Jennifer L. Nelson is well-known in D.C. She is an adjunct professor at Georgetown University and has taught at George Washington and George Mason Universities. She is known as a director and playwright and as the founding artistic director of the African Continuum Theater. Now her play, “24, 7, 365” is about to make a unique three-venue appearance. It will play first at the Atlas Performing Arts Center from February 10 to 27. Its last three performances are part of the Atlas’ Second Annual INTERSECTIONS: A New America Arts Festival. Then the production will move to the Hylton Performing Arts Center in Manassas from March 3 to 5, and finally will transfer to George Mason’s Harris Theater in Fairfax from March 10 to 13.
| On Stage |
| ’24, 7, 365′ |
| Atlas Performing Arts Theater, D.C., Feb. 10 to 27 |
| Hylton Performing Arts Center, Fairfax, March 3 to 5 |
| George Mason’s Harris Theater, Fairfax, March 10 to 13 |
| Info: atlasarts.org |
“24, 7, 365” grew out of a play development program, First Light, run by Mason’s Theater of the First Amendment. “In the First Light program the playwright spends about ten days with a group of actors, a director and a dramaturg,” Nelson explained in a recent interview.
“They listen to the play and help it move along. My play was still in draft form when it was accepted, but it wasn’t finished.

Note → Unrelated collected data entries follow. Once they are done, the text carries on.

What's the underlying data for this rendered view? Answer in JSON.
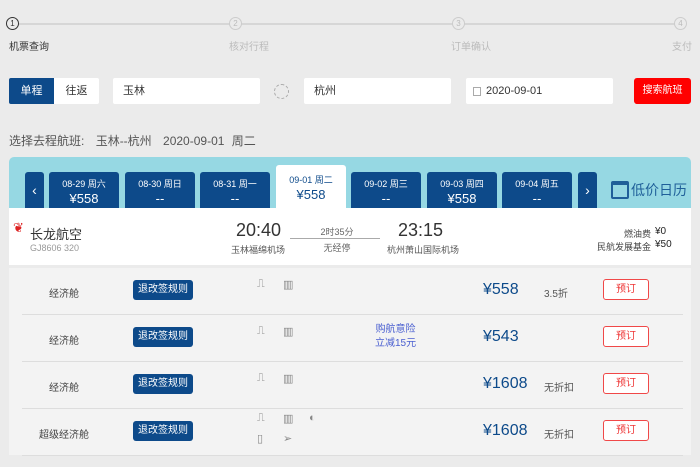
{
  "steps": [
    {
      "num": "1",
      "label": "机票查询"
    },
    {
      "num": "2",
      "label": "核对行程"
    },
    {
      "num": "3",
      "label": "订单确认"
    },
    {
      "num": "4",
      "label": "支付"
    }
  ],
  "search": {
    "one_way": "单程",
    "round_trip": "往返",
    "from": "玉林",
    "to": "杭州",
    "date": "2020-09-01",
    "button": "搜索航班"
  },
  "summary": {
    "label": "选择去程航班:",
    "route": "玉林--杭州",
    "date": "2020-09-01",
    "weekday": "周二"
  },
  "dates": [
    {
      "date": "08-29 周六",
      "price": "¥558"
    },
    {
      "date": "08-30 周日",
      "price": "--"
    },
    {
      "date": "08-31 周一",
      "price": "--"
    },
    {
      "date": "09-01 周二",
      "price": "¥558"
    },
    {
      "date": "09-02 周三",
      "price": "--"
    },
    {
      "date": "09-03 周四",
      "price": "¥558"
    },
    {
      "date": "09-04 周五",
      "price": "--"
    }
  ],
  "calendar_label": "低价日历",
  "flight": {
    "airline": "长龙航空",
    "number": "GJ8606",
    "aircraft": "320",
    "dep_time": "20:40",
    "dep_airport": "玉林福绵机场",
    "duration": "2时35分",
    "stops": "无经停",
    "arr_time": "23:15",
    "arr_airport": "杭州萧山国际机场",
    "fuel_label": "燃油费",
    "fuel": "¥0",
    "fund_label": "民航发展基金",
    "fund": "¥50"
  },
  "fares": [
    {
      "class": "经济舱",
      "rule": "退改签规则",
      "promo": "",
      "promo2": "",
      "price": "¥558",
      "discount": "3.5折",
      "book": "预订"
    },
    {
      "class": "经济舱",
      "rule": "退改签规则",
      "promo": "购航意险",
      "promo2": "立减15元",
      "price": "¥543",
      "discount": "",
      "book": "预订"
    },
    {
      "class": "经济舱",
      "rule": "退改签规则",
      "promo": "",
      "promo2": "",
      "price": "¥1608",
      "discount": "无折扣",
      "book": "预订"
    },
    {
      "class": "超级经济舱",
      "rule": "退改签规则",
      "promo": "",
      "promo2": "",
      "price": "¥1608",
      "discount": "无折扣",
      "book": "预订"
    }
  ],
  "colors": {
    "primary": "#0d4a8a",
    "search": "#ff0000",
    "strip": "#96d8e3"
  }
}
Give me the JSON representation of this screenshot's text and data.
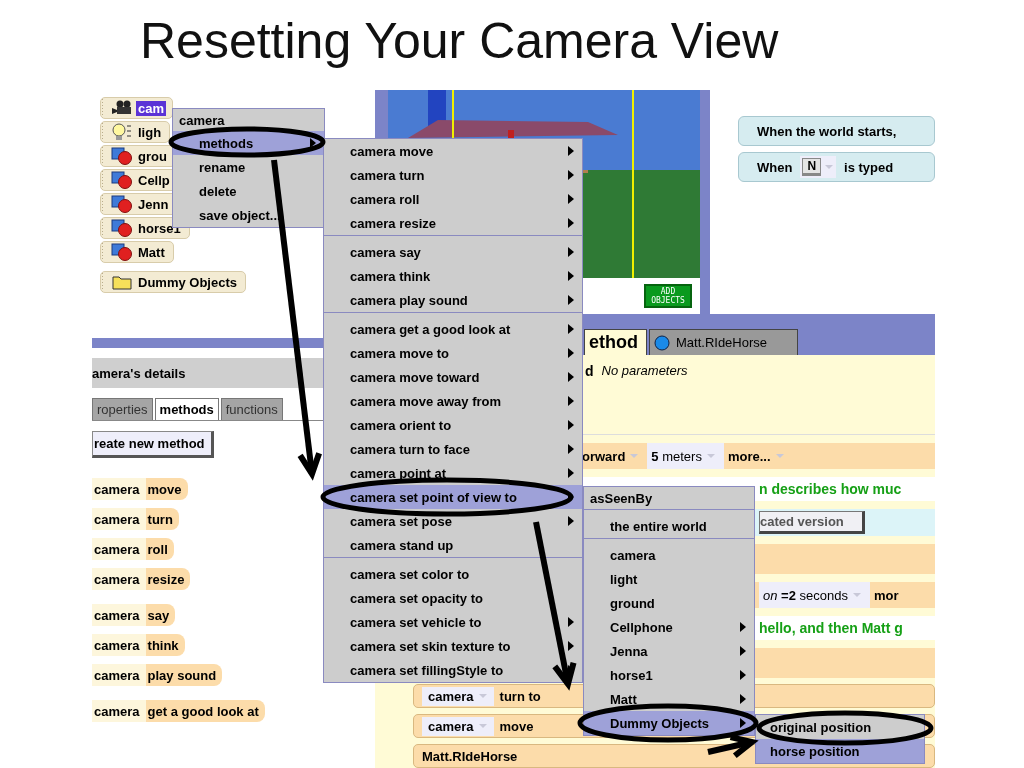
{
  "slide": {
    "title": "Resetting Your Camera View"
  },
  "object_tree": [
    {
      "label": "cam",
      "kind": "camera",
      "selected": true
    },
    {
      "label": "ligh",
      "kind": "light",
      "selected": false
    },
    {
      "label": "grou",
      "kind": "model",
      "selected": false
    },
    {
      "label": "Cellp",
      "kind": "model",
      "selected": false
    },
    {
      "label": "Jenn",
      "kind": "model",
      "selected": false
    },
    {
      "label": "horse1",
      "kind": "model",
      "selected": false
    },
    {
      "label": "Matt",
      "kind": "model",
      "selected": false
    },
    {
      "label": "Dummy Objects",
      "kind": "folder",
      "selected": false
    }
  ],
  "details": {
    "title": "amera's details",
    "tabs": [
      {
        "label": "roperties",
        "selected": false
      },
      {
        "label": "methods",
        "selected": true
      },
      {
        "label": "functions",
        "selected": false
      }
    ],
    "create_button": "reate new method",
    "method_groups": [
      [
        {
          "object": "camera",
          "method": "move"
        },
        {
          "object": "camera",
          "method": "turn"
        },
        {
          "object": "camera",
          "method": "roll"
        },
        {
          "object": "camera",
          "method": "resize"
        }
      ],
      [
        {
          "object": "camera",
          "method": "say"
        },
        {
          "object": "camera",
          "method": "think"
        },
        {
          "object": "camera",
          "method": "play sound"
        }
      ],
      [
        {
          "object": "camera",
          "method": "get a good look at"
        }
      ]
    ]
  },
  "world_view": {
    "add_button": "ADD OBJECTS"
  },
  "events": [
    {
      "kind": "text",
      "text": "When the world starts,"
    },
    {
      "kind": "key",
      "prefix": "When",
      "key": "N",
      "suffix": "is typed"
    }
  ],
  "editor": {
    "tabs": [
      {
        "label": "ethod",
        "icon": false,
        "selected": true
      },
      {
        "label": "Matt.RIdeHorse",
        "icon": true,
        "selected": false
      }
    ],
    "rows": [
      {
        "kind": "header",
        "name": "d",
        "note": "No parameters"
      },
      {
        "kind": "fragment",
        "parts": [
          {
            "text": "orward",
            "dropdown": true,
            "field": false
          },
          {
            "text": "**5** meters",
            "dropdown": true,
            "field": true
          },
          {
            "text": "more...",
            "dropdown": true,
            "field": false
          }
        ]
      },
      {
        "kind": "comment",
        "text": "n describes how muc"
      },
      {
        "kind": "button",
        "text": "cated version"
      },
      {
        "kind": "blank"
      },
      {
        "kind": "fragment",
        "parts": [
          {
            "text": "*on* **=2** seconds",
            "dropdown": true,
            "field": true
          },
          {
            "text": "mor",
            "dropdown": false,
            "field": false
          }
        ]
      },
      {
        "kind": "comment",
        "text": "hello, and then Matt g"
      },
      {
        "kind": "blank"
      },
      {
        "kind": "statement",
        "parts": [
          {
            "text": "camera",
            "dropdown": true,
            "field": true
          },
          {
            "text": "turn to",
            "dropdown": false,
            "field": false
          }
        ]
      },
      {
        "kind": "statement",
        "parts": [
          {
            "text": "camera",
            "dropdown": true,
            "field": true
          },
          {
            "text": "move",
            "dropdown": false,
            "field": false
          }
        ]
      },
      {
        "kind": "statement",
        "parts": [
          {
            "text": "Matt.RIdeHorse",
            "dropdown": false,
            "field": false
          }
        ]
      }
    ]
  },
  "object_menu": {
    "title": "camera",
    "items": [
      {
        "label": "methods",
        "submenu": true,
        "selected": true
      },
      {
        "label": "rename",
        "submenu": false,
        "selected": false
      },
      {
        "label": "delete",
        "submenu": false,
        "selected": false
      },
      {
        "label": "save object...",
        "submenu": false,
        "selected": false
      }
    ]
  },
  "methods_menu": {
    "groups": [
      [
        {
          "label": "camera move",
          "submenu": true,
          "selected": false
        },
        {
          "label": "camera turn",
          "submenu": true,
          "selected": false
        },
        {
          "label": "camera roll",
          "submenu": true,
          "selected": false
        },
        {
          "label": "camera resize",
          "submenu": true,
          "selected": false
        }
      ],
      [
        {
          "label": "camera say",
          "submenu": true,
          "selected": false
        },
        {
          "label": "camera think",
          "submenu": true,
          "selected": false
        },
        {
          "label": "camera play sound",
          "submenu": true,
          "selected": false
        }
      ],
      [
        {
          "label": "camera get a good look at",
          "submenu": true,
          "selected": false
        },
        {
          "label": "camera move to",
          "submenu": true,
          "selected": false
        },
        {
          "label": "camera move  toward",
          "submenu": true,
          "selected": false
        },
        {
          "label": "camera move  away from",
          "submenu": true,
          "selected": false
        },
        {
          "label": "camera orient to",
          "submenu": true,
          "selected": false
        },
        {
          "label": "camera turn to face",
          "submenu": true,
          "selected": false
        },
        {
          "label": "camera point at",
          "submenu": true,
          "selected": false
        },
        {
          "label": "camera set point of view to",
          "submenu": true,
          "selected": true
        },
        {
          "label": "camera set pose",
          "submenu": true,
          "selected": false
        },
        {
          "label": "camera stand up",
          "submenu": false,
          "selected": false
        }
      ],
      [
        {
          "label": "camera set color to",
          "submenu": false,
          "selected": false
        },
        {
          "label": "camera set opacity to",
          "submenu": false,
          "selected": false
        },
        {
          "label": "camera set vehicle to",
          "submenu": true,
          "selected": false
        },
        {
          "label": "camera set skin texture to",
          "submenu": true,
          "selected": false
        },
        {
          "label": "camera set fillingStyle to",
          "submenu": true,
          "selected": false
        }
      ]
    ]
  },
  "as_seen_by_menu": {
    "title": "asSeenBy",
    "groups": [
      [
        {
          "label": "the entire world",
          "submenu": false,
          "selected": false
        }
      ],
      [
        {
          "label": "camera",
          "submenu": false,
          "selected": false
        },
        {
          "label": "light",
          "submenu": false,
          "selected": false
        },
        {
          "label": "ground",
          "submenu": false,
          "selected": false
        },
        {
          "label": "Cellphone",
          "submenu": true,
          "selected": false
        },
        {
          "label": "Jenna",
          "submenu": true,
          "selected": false
        },
        {
          "label": "horse1",
          "submenu": true,
          "selected": false
        },
        {
          "label": "Matt",
          "submenu": true,
          "selected": false
        },
        {
          "label": "Dummy Objects",
          "submenu": true,
          "selected": true
        }
      ]
    ]
  },
  "dummy_menu": {
    "items": [
      {
        "label": "original position",
        "selected": false
      },
      {
        "label": "horse position",
        "selected": true
      }
    ]
  }
}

Working at George Mason helped me fill out some of the characters and develop more insight into what was needed for an audience to understand them.”
In “24, 7, 365,” Nelson’s characters find themselves in an unfamiliar setting. “I wanted to put these people in an environment that was different from their daily world, because when you take characters out of familiar surroundings, new things occur in their relationships,” Nelson explained. “This is a group of people who go on a camping trip and have different degrees of familiarity and comfort with where they are.”
The play is about happiness: how people define it, chase it and feel it has eluded them. “Human beings seem to be on this constant quest for happiness,” Nelson said. “As soon as we get that dream job, two days later we’re looking for the next big thing.
“It’s not in my nature to create a philosophical tract about happiness and the constant re-prioritizing of what makes us happy. But I can put questions in the mouths of interesting characters and have them talk about priorities.
“I find a lot of humor in how people talk to each other and the situations we get ourselves into. It’s not funny to the people who are talking, but it’s funny to the observer. We love to laugh at other people’s foibles.”
Nelson is very supportive of the way this play will be seen, first in D.C. and then in Fairfax County. “Mason’s commitment to producing serious theater outside the city is important,” Nelson said. “Many times, suburban areas get short shrift in terms of quality experiences. Playing in D.C., then moving on to Manassas and Fairfax is the kind of innovative thinking we need more of in the theater.”